GABBY PETITO INVESTIGATION
Search Warrant sheds light on Gabby Petito investigation
NORTH PORT, Fla. – A search warrant shed new light on the investigation into Gabby Petito’s disappearance and death Monday, as FBI agents zeroed in on the home of Brian Laundrie’s parents.
FBI agents spent hours inside the North Port, Florida home, leaving with boxes of property and a mustang in the driveway. The same mustang that parents told police Laundrie drove to an environmental park on Tuesday when he left his home.
“They’re still building their case and that’s very obvious,” said Greg Skordas, a defense attorney and former prosecutor who is not affiliated with the case.
“They’re going to go through that with a fine-toothed comb and look for anything that would corroborate what they found when they found her. For example, if they found dirt or rocks or twigs or something that’s consistent with a certain part of the country, a certain part of Wyoming.”
Authorities found what’s believed to be Gabby Petito’s body more than 2,000 miles away in Wyoming and more than three weeks after she was reportedly last seen or heard from. But Petito’s parents worry the last message they received from her phone wasn’t really her.
A search warrant to get into a computer hard drive was released Monday and is shedding new light on the timeline surrounding Petito’s disappearance. According to the warrant, the couple left New York mid-June this year for a vacation to Utah, traveling to national parks along the way. Petito “had many talks with her mother” on her phone and “during these conversations there appeared to be more and more tension between her and Laundrie.”
Then on August 27, her mom received an “odd text” from her daughter.
According to the search warrant, “The text message read, ‘Can you help Stan, I just keep getting his voicemails and missed calls.’ The reference to ‘Stan,’ was regarding her grandfather, but per the mother, she never calls him ‘Stan.’”
That was her last communication with anyone, according to the warrant. Her cell phone “was no longer operational” and she stopped documenting the trip on social media.

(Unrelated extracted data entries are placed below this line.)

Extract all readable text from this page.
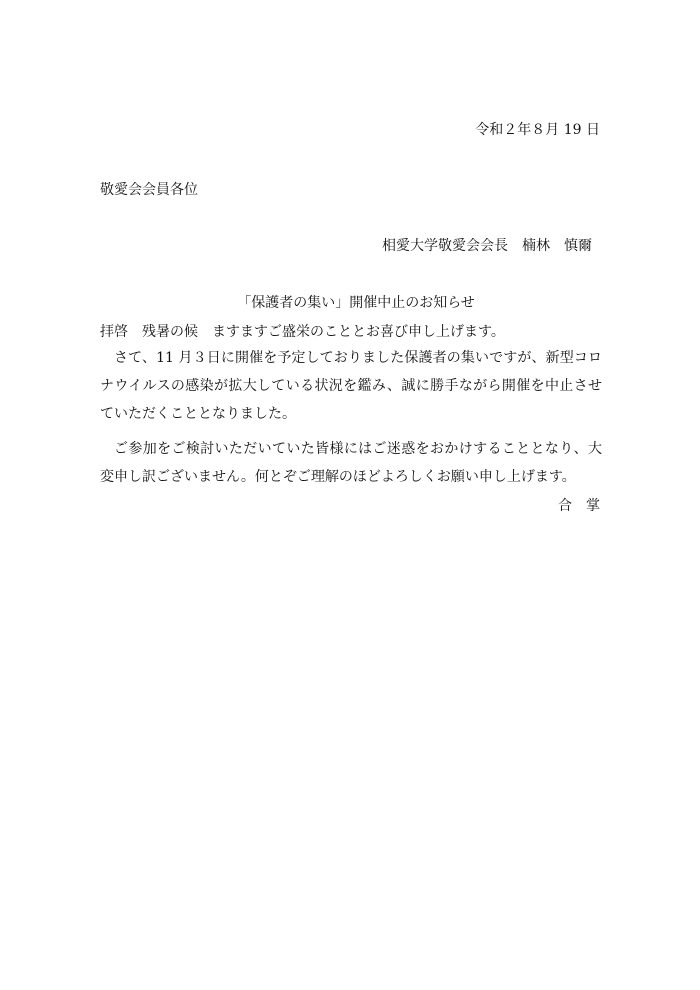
令和２年８月 19 日
敬愛会会員各位
相愛大学敬愛会会長　楠林　慎爾
「保護者の集い」開催中止のお知らせ
拝啓　残暑の候　ますますご盛栄のこととお喜び申し上げます。
さて、11 月３日に開催を予定しておりました保護者の集いですが、新型コロナウイルスの感染が拡大している状況を鑑み、誠に勝手ながら開催を中止させていただくこととなりました。
ご参加をご検討いただいていた皆様にはご迷惑をおかけすることとなり、大変申し訳ございません。何とぞご理解のほどよろしくお願い申し上げます。
合　掌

The family told investigators, “This was not normal behavior…and they became worried about her.”
“Search warrants are granted for investigations, and they’re based on a level of what we call ‘probable cause,’” Skordas said. “In other words, law enforcement felt that there was probable cause that a crime had been committed and there may be some evidence of that crime inside that house. That’s a little different than the evidence you would need to convict someone in front of a jury. That’s a much, much higher standard.”
Brian returned to Florida with Petito’s van but without her on September 1. The warrant notes he entered the city just before 10:30 a.m.
On September 11, Petito’s family reported her missing from their home in New York. On that same day her van was found at the Laundrie’s address where Petito also lived in North Port, Florida. The Laundrie family said she wasn’t at their home and they didn’t know where she was.
Laundrie wouldn’t speak with law enforcement on the advice of his attorney. And according to the warrant, his parents refused to let him speak to them either.
“He’s following the instructions of his attorney not to speak with law enforcement and that’s acceptable. That’s certainly allowed under the constitution,” Skordas said. “The fact that he hasn’t cooperated isn’t as much of a problem I think as he has now fled and disappeared, and nobody seems to know where he is.”
Regarding Laundrie’s parents, Skordas said, “If [police] believe that his parents or his family have hidden evidence, hidden him, obstructed justice in some way, they too could be charged.”
On September 14, police served a search warrant on Petito’s van and found a hard drive that “may contain viable digital forensic data that could assist in location of said missing.”
Investigators would later learn from Laundrie’s parents that Brian left that same day with a backpack. His parents told police he went to an environmental park and that he hasn’t been seen or heard from since. Crews searched a wildlife reserve over the weekend and found nothing.
“The police I think have acted pretty appropriately,” Skordas said.
“I know a lot of people are frustrated and feel like they should have put the clamps on [Laundrie] earlier but really it was a missing person’s case. She’s an adult. She had had some communication with her parents after allegedly they were in Wyoming and so I think police were being cautious.”